Votum zur Begrenzungs-Initiative

Für die SVP-Fraktion scheint festzustehen, dass für alle Probleme, die wir in der Schweiz haben, die Leute verantwortlich sind, die über das Freizügigkeitsabkommen als Arbeitskräfte aus der EU in die Schweiz gekommen sind.

Heute gestehen wir diesen Arbeitskräften zu, Menschen zu sein. Deshalb dürfen sie auch ihre Familien mitbringen und, so wie wir, als Familie dauerhaft zusammenleben. Früher, in der guten alten Zeit der SVP, war das anders. Die Arbeitskräfte wurden genauso lange in der Schweiz geduldet, wie sie gebraucht wurden. Die Familie musste in der Ferne bleiben. Eine unmenschliche Situation für die Familien, aber auch eine stete Ungewissheit über die Zukunft, weil die Niederlassung nicht dauerhaft war. Die Arbeitenden mit Saisonnierstatus verdienten weniger als die hiesige Bevölkerung, das führte auch zu Lohndumping bei den schweizerischen Angestellten. Die Saisonniers mit wenig Rechten waren Manipulationsmasse mit dem einzigen Auftrag, unseren Wohlstand zu vergrössern. Solche Zeiten wollen wir nicht mehr!

Die Personenfreizügigkeit mit der EU hat dafür gesorgt, dass der Bedarf der Schweizer Wirtschaft an genügend Arbeitskräften gedeckt werden kann. Die Zuwanderung ist aber nicht einfach frei. Herr Bigler hat es vorhin ausgeführt: Schon heute bestehen Bedingungen. Es braucht einen gültigen Arbeitsvertrag, oder die Person muss selbstständigerwerbend sein oder bei Nichterwerbstätigkeit über ausreichend finanzielle Mittel verfügen.
Denken wir auch an die Schweizerinnen und Schweizer, die dank der Personenfreizügigkeit die Freiheit nutzen, sich in einem anderen europäischen Land niederzulassen. Immerhin machen rund 500 000 davon Gebrauch. Die SVP will das mit ihrer Initiative beenden.
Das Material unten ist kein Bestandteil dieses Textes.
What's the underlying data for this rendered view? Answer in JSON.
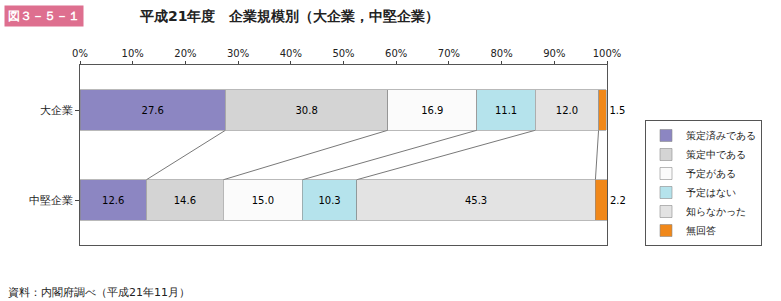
{
  "chart_data": {
    "type": "bar",
    "orientation": "horizontal",
    "stacked": true,
    "title": "平成21年度　企業規模別（大企業，中堅企業）",
    "annotations": [
      "図３－５－１",
      "資料：内閣府調べ（平成21年11月）"
    ],
    "categories": [
      "大企業",
      "中堅企業"
    ],
    "series": [
      {
        "name": "策定済みである",
        "color": "#8c86c2",
        "values": [
          27.6,
          12.6
        ],
        "value_labels": [
          "27.6",
          "12.6"
        ]
      },
      {
        "name": "策定中である",
        "color": "#d4d4d4",
        "values": [
          30.8,
          14.6
        ],
        "value_labels": [
          "30.8",
          "14.6"
        ]
      },
      {
        "name": "予定がある",
        "color": "#fbfbfb",
        "values": [
          16.9,
          15.0
        ],
        "value_labels": [
          "16.9",
          "15.0"
        ]
      },
      {
        "name": "予定はない",
        "color": "#b5e3ec",
        "values": [
          11.1,
          10.3
        ],
        "value_labels": [
          "11.1",
          "10.3"
        ]
      },
      {
        "name": "知らなかった",
        "color": "#e3e3e3",
        "values": [
          12.0,
          45.3
        ],
        "value_labels": [
          "12.0",
          "45.3"
        ]
      },
      {
        "name": "無回答",
        "color": "#f0881a",
        "values": [
          1.5,
          2.2
        ],
        "value_labels": [
          "1.5",
          "2.2"
        ]
      }
    ],
    "xlim": [
      0,
      100
    ],
    "xticks": [
      {
        "value": 0,
        "label": "0%"
      },
      {
        "value": 10,
        "label": "10%"
      },
      {
        "value": 20,
        "label": "20%"
      },
      {
        "value": 30,
        "label": "30%"
      },
      {
        "value": 40,
        "label": "40%"
      },
      {
        "value": 50,
        "label": "50%"
      },
      {
        "value": 60,
        "label": "60%"
      },
      {
        "value": 70,
        "label": "70%"
      },
      {
        "value": 80,
        "label": "80%"
      },
      {
        "value": 90,
        "label": "90%"
      },
      {
        "value": 100,
        "label": "100%"
      }
    ],
    "grid": false,
    "legend": "right",
    "data_labels": true
  }
}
Es ist ja bekannt, dass das Freizügigkeitsabkommen ein Teil der Bilateralen I ist, genauso wie die Verträge zu technischen Handelshemmnissen, zum öffentlichen Beschaffungswesen, zur Landwirtschaft, zum Land- und zum Luftverkehr. Das sind wichtige Verträge; sie sind insbesondere für unsere auf Export ausgelegte Wirtschaft wichtig.

Sie alle fallen wegen der Guillotine-Klausel weg, wenn das Freizügigkeitsabkommen gekündigt werden muss. Das ist bekannt, und dass es dazu kommen würde, ist ebenfalls eine Tatsache; dies nur schon deshalb, weil die Initiative für die Verhandlungen zu einer geordneten Beendigung des Freizügigkeitsabkommens lediglich ein Jahr vorsieht. Stellen Sie sich vor, in einem einzigen Jahr eines der wichtigsten EU-Dossiers neu zu verhandeln! Das ist absolut illusorisch. Ich kann nur sagen: Brexit lässt grüssen!

Der privilegierte Zugang der Schweizer Wirtschaft zum EU-Binnenmarkt wäre weg. Wenn man bedenkt, dass weit mehr als 50 Prozent des gesamten Aussenhandels der Schweiz mit der EU stattfindet, ist das absolut fahrlässig. Die Auswirkungen auf den schweizerischen Arbeits-, Wirtschafts- und Wissensstandort wären fatal. Der bilaterale Weg der Schweiz wäre als Ganzes in Frage gestellt – und das in einer Zeit, in der die Zusammenarbeit der Staaten in vielen Bereichen immer wichtiger wird, insbesondere auch in Europa. Ich nenne dazu Themen wie Klima, Verkehr, Migration, Sicherheit, Forschung.

Für mich ist klar, dass dieser Schritt in die Isolation kontraproduktiv ist. Deshalb lehne ich diese Initiative ab und empfehle Ihnen, dies ebenfalls zu tun.

Votum vom 16. September 2019 im Nationalrat.